"Top Eight Pro-LGBT Arguments In The Obama Administration’s Anti-DOMA Brief"
Joe Sudbay reports that the Justice Department has filed a brief in support of Edie Windsor’s challenge to the 1996 Defense of Marriage Act. Windsor was forced to pay exorbitant federal inheritance taxes after her wife passed away because the government could not legally recognize their 44-year relationship (the couple married in Canada in May of 2007 and their union was recognized in New York). Since President Obama announced that he would no longer be upholding the constitutionality of the Act, House Speaker John Beohner (R-OH) has hired former solicitor general Paul Clement to defend the measure from legal challenges.
In its brief, the government argues that Section 3 of DOMA — which defines “marriage” as a legal union between a man and woman for federal purposes — is inconsistent with the equal protections clause, “as it denies legally married same-sex couples federal benefits that are available to similarly situated opposite-sex couples.” The document reviews the the long history of “discrimination based on prejudice and stereotypes” against LGBT people from the federal and state governments and private parties, and articulates the following equality-affirming arguments:
1) DOMA IS GROUNDED IN ANIMUS TOWARD GAYS: “[O]ne of the goals of DOMA was to provide gays and lesbians with an incentive to abandon or at least to hide from view a core aspect of their identities, which legislators regarded as immoral and inferior. This record evidences the kind of animus and stereotype-based thinking that the Equal Protection Clause is designed to guard against.”
2) ORIENTATION IS NOT RELATED TO ABILITY TO PERFORM: “Just as a person’s gender, race, or religion does not bear an inherent relation to a person’s ability or capacity to contribute to society, a person’s sexual orientation bears no inherent relation to his or her ability to perform or contribute.”

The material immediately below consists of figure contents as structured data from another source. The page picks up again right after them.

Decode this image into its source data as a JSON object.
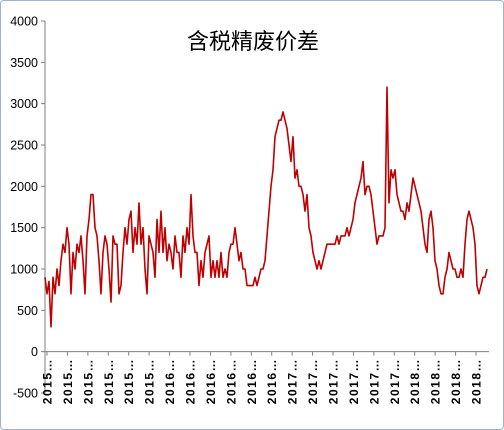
{
  "chart_data": {
    "type": "line",
    "title": "含税精废价差",
    "xlabel": "",
    "ylabel": "",
    "ylim": [
      -500,
      4000
    ],
    "grid": false,
    "legend": "none",
    "y_tick_labels": [
      "4000",
      "3500",
      "3000",
      "2500",
      "2000",
      "1500",
      "1000",
      "500",
      "0",
      "-500"
    ],
    "x_tick_labels": [
      "2015…",
      "2015…",
      "2015…",
      "2015…",
      "2015…",
      "2015…",
      "2016…",
      "2016…",
      "2016…",
      "2016…",
      "2016…",
      "2016…",
      "2017…",
      "2017…",
      "2017…",
      "2017…",
      "2017…",
      "2017…",
      "2018…",
      "2018…",
      "2018…",
      "2018…"
    ],
    "series": [
      {
        "color": "#C00000",
        "values": [
          900,
          700,
          850,
          300,
          900,
          700,
          1000,
          800,
          1100,
          1300,
          1200,
          1500,
          1300,
          700,
          1200,
          1000,
          1300,
          1200,
          1400,
          1100,
          700,
          1400,
          1600,
          1900,
          1900,
          1500,
          1400,
          1100,
          700,
          1200,
          1400,
          1300,
          1000,
          600,
          1400,
          1300,
          1300,
          700,
          800,
          1200,
          1500,
          1300,
          1600,
          1700,
          1200,
          1500,
          1300,
          1800,
          1300,
          1500,
          1000,
          700,
          1400,
          1300,
          1200,
          900,
          1600,
          1200,
          1700,
          1200,
          1500,
          1100,
          1300,
          1200,
          1000,
          1400,
          1200,
          1200,
          900,
          1400,
          1200,
          1500,
          1300,
          1900,
          1400,
          1200,
          1200,
          800,
          1100,
          900,
          1200,
          1300,
          1400,
          900,
          1100,
          900,
          1100,
          900,
          1200,
          900,
          1000,
          900,
          1200,
          1300,
          1300,
          1500,
          1300,
          1100,
          1200,
          1000,
          1000,
          800,
          800,
          800,
          800,
          900,
          800,
          900,
          1000,
          1000,
          1100,
          1400,
          1700,
          2000,
          2200,
          2600,
          2700,
          2800,
          2800,
          2900,
          2800,
          2700,
          2500,
          2300,
          2600,
          2100,
          2200,
          2000,
          2000,
          1900,
          1700,
          1900,
          1500,
          1400,
          1200,
          1100,
          1000,
          1100,
          1000,
          1100,
          1200,
          1300,
          1300,
          1300,
          1300,
          1300,
          1400,
          1300,
          1400,
          1400,
          1400,
          1500,
          1400,
          1500,
          1600,
          1800,
          1900,
          2000,
          2100,
          2300,
          1900,
          2000,
          2000,
          1900,
          1700,
          1500,
          1300,
          1400,
          1400,
          1400,
          1500,
          3200,
          1800,
          2200,
          2100,
          2200,
          1900,
          1800,
          1700,
          1700,
          1600,
          1800,
          1700,
          1900,
          2100,
          2000,
          1900,
          1800,
          1700,
          1500,
          1300,
          1200,
          1600,
          1700,
          1500,
          1100,
          1000,
          800,
          700,
          700,
          900,
          1000,
          1200,
          1100,
          1000,
          1000,
          900,
          900,
          1000,
          900,
          1300,
          1600,
          1700,
          1600,
          1500,
          1300,
          800,
          700,
          800,
          900,
          900,
          1000
        ]
      }
    ]
  }
}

3) ORIENTATION IS AN IMMUTABLE CHARACTERISTIC: “Over ten years ago, in considering whether gays and lesbians constituted a “particular social group” for asylum purposes, the Ninth Circuit recognized that “[s]exual orientation and sexual identity are immutable,” and that “[h]omosexuality is as deeply ingrained as heterosexuality.” … “[E]fforts to change an individual’s sexual orientation are generally futile and potentially dangerous to an individual’s well-being.”
4) DISCRIMINATION ON ‘RELIGIOUS GROUNDS’ IS UNCONSTITUTIONAL: “And even if Congress’s opposition to gay and lesbian relationships could be understood as reflecting moral or religious objections, that would remain an impermissible basis for sexual-orientation discrimination…Discouraging homosexuality, in other words, is not a governmental interest that justifies sexual orientation discrimination.”
5) DOMA IS UNRELATED TO DEFENDING TRADITIONAL MARRIAGE: “Section 3 denies benefits to couples who are already legally married in their own states, on the basis of their sexual orientation and not their marital status. Thus, there is not the ‘substantial relationship’ required under heightened scrutiny between an end of defending ‘traditional’ marriage and the means employed by Section 3.”
6) GAYS MAKE GOOD PARENTS: “[T]here is no sound basis for concluding that same-sex couples who have committed to marriages recognized by state law are anything other than fully capable of responsible parenting and child-rearing. To the contrary, many leading medical, psychological, and social welfare organizations have issued policies opposing restrictions on lesbian and gay parenting based on their conclusions, supported by numerous studies, that children raised by gay and lesbian parents are as likely to be well-adjusted as children raised by heterosexual parents.”
7) DOMA HURTS CHILDREN: “Section 3 does nothing to affect the stability of heterosexual marriages or the child-rearing practices of heterosexual married couples. Instead, it denies the children of same-sex couples what Congress sees as the benefits of the stable home life produced by legally recognized marriage, and therefore, on Congress’s own account, undermines rather than advances an interest in promoting child welfare.”
8) ‘RESPONSIBLE PROCREATION’ NOT A MARRIAGE PREREQUISITE “[T]he ability to procreate has never been a requirement of marriage or of eligibility for federal marriage benefits; opposite- sex couples who cannot procreate for reasons related to age or other physical characteristics are permitted to marry and to receive federal marriage benefits.”